Por Maria Helena Masquetti*
“O passado não reconhece o seu lugar: está sempre presente”. Talvez esta simplicidade certeira do poeta Mário Quintana seja a mais credenciada para representar as conclusões de tantos observadores, pesquisadores, médicos, educadores e pensadores que, sob diferentes ângulos de visão, vêm alertando o mundo para a importância dos primeiros anos na vida de cada criança.
Não é necessário sermos engenheiros ou arquitetos para saber que a fase mais importante de qualquer edificação é seu alicerce. O que vier depois dependerá dessa base para ela se manter em equilíbrio e resistir à ação do tempo. As crianças também são assim, apenas a matéria da qual elas são feitas é infinitamente mais delicada e frágil. A argamassa que fixa com segurança os pés delas no chão é a alegria de serem amadas, a aventura de descobrir o mundo amparadas por mãos firmes e a confiança de se abandonarem no colo forte e protetor daqueles que a amam.
Por estarem em desenvolvimento, nos primeiros meses, as crianças pensam e sentem de uma forma espelhada seja em relação à figura materna ou de quem lhes faça as vezes. O mesmo se dá em relação às condições do ambiente no qual elas são concebidas e criadas. Por isso é tão fundamental que seus pais estejam bem ou amparados também, conforme o caso, e que o ambiente possa ser então essa referência acolhedora e amorosa que a criança poderá tomar, enfim, como um reflexo dela mesma.

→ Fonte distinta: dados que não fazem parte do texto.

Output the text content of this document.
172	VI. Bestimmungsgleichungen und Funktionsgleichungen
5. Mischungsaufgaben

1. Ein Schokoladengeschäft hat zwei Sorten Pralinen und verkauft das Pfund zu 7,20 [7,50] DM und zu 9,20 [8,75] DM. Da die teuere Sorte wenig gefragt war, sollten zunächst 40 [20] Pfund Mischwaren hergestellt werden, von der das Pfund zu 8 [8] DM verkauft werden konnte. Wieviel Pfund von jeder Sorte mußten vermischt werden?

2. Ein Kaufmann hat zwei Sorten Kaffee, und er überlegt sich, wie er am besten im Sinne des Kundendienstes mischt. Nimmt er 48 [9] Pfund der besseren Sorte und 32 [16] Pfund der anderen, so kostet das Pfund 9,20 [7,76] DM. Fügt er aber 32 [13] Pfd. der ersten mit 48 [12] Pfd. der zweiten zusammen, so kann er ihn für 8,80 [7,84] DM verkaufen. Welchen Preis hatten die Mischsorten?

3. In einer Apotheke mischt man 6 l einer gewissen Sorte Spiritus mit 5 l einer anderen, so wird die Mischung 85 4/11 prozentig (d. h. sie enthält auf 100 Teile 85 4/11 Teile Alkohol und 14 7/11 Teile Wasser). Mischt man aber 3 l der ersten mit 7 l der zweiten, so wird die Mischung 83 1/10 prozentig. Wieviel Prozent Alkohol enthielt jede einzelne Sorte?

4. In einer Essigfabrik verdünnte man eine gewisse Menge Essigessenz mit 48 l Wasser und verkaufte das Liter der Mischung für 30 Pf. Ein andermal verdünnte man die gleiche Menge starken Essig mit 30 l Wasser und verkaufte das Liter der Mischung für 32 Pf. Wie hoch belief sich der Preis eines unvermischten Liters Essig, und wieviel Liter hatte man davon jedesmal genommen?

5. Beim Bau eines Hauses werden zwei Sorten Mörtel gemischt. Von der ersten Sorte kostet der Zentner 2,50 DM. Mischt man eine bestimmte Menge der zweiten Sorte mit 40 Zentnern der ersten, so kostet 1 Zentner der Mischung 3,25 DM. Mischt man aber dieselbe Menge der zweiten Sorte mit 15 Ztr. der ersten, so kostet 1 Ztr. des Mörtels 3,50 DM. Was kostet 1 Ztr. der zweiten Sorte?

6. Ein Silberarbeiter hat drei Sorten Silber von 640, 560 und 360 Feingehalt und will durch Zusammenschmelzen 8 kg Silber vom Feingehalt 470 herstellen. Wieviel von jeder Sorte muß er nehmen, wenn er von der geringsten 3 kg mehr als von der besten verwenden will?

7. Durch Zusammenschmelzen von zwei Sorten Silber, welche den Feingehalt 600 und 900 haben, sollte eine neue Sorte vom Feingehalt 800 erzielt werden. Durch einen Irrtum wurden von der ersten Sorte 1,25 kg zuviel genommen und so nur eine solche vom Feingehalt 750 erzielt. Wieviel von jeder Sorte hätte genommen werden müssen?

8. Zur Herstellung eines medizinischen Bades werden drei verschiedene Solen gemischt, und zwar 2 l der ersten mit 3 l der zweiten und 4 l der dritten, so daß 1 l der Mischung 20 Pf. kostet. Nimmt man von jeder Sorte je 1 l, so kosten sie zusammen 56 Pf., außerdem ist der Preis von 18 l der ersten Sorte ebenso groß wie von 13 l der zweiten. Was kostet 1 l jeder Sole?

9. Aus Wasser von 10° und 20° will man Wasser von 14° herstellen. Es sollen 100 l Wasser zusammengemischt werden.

Desde a concepção e até antes dela, cada experiência pode fazer a diferença na percepção que a criança terá sobre o mundo que a rodeia e na consequente construção de sua personalidade. Como um DNA dos destinos, a infância, da forma como for vivida, será determinante para o resto da vida de toda criança. Portanto, se algo não estiver indo bem, precisamos intervir rápido e com vigor, cada qual com suas atribuições, obrigações e possibilidades para fazer desse começo um dos melhores capítulos da vida delas.
No filme O Começo da Vida, de Estela Renner, várias situações tocantes mostram a importância desse cuidado e atenção com os filhos desde o momento em que foram concebidos. Ao mesmo tempo, porém, alerta a sociedade e o poder público sobre a urgência de políticas capazes de dar suporte a uma multidão de mães e pais que enfrentam, a duras penas, o desafio de garantir uma infância tranquila e feliz para seus filhos.
Contrariando a concepção antiga de criança como um ser inacabado, a infância é a melhor versão de cada ser humano pela capacidade que os pequenos têm de enxergar a beleza ou as saídas que muitos não podem ver, pela capacidade lúdica de reinventar a realidade, pela naturalidade com que praticam a inclusão entendendo que, com o outro, é tão mais gostoso brincar ou ainda pela magia de tocar o futuro com as mãos sem ter chegado lá. São tantas as maravilhas contidas em cada criança que é inadmissível ver muitas delas perdendo pelo caminho suas melhores razões para acreditar na vida em função de qualquer desamparo, seja ele de que ordem for.
“Se mudarmos o começo da história, mudamos a história toda” é uma das muitas falas presentes no filme e que nos ajuda a refletir sobre a infância como a matriz da existência que precisamos manter intacta para que se reproduza em plenitude de geração em geração. Cada ventre grávido carrega essa matriz, cada bebê que chora e cada criança que ri é o desabrochar delicado de alguém que chegou para fazer a diferença no mundo. Porém, para que assim aconteça, a infância deve ser nossa prioridade absoluta e, como tão oportunamente adverte a canção, “há que se cuidar do broto pra que a vida nos dê flor e fruto”. (#Envolverde)
* Maria Helena Masquetti é graduada em Psicologia e Comunicação Social, possui especialização em Psicoterapia Breve e realiza atendimento clínico em consultório desde 1993. Exerceu a função de redatora publicitária durante 12 anos e hoje é psicóloga do Instituto Alana.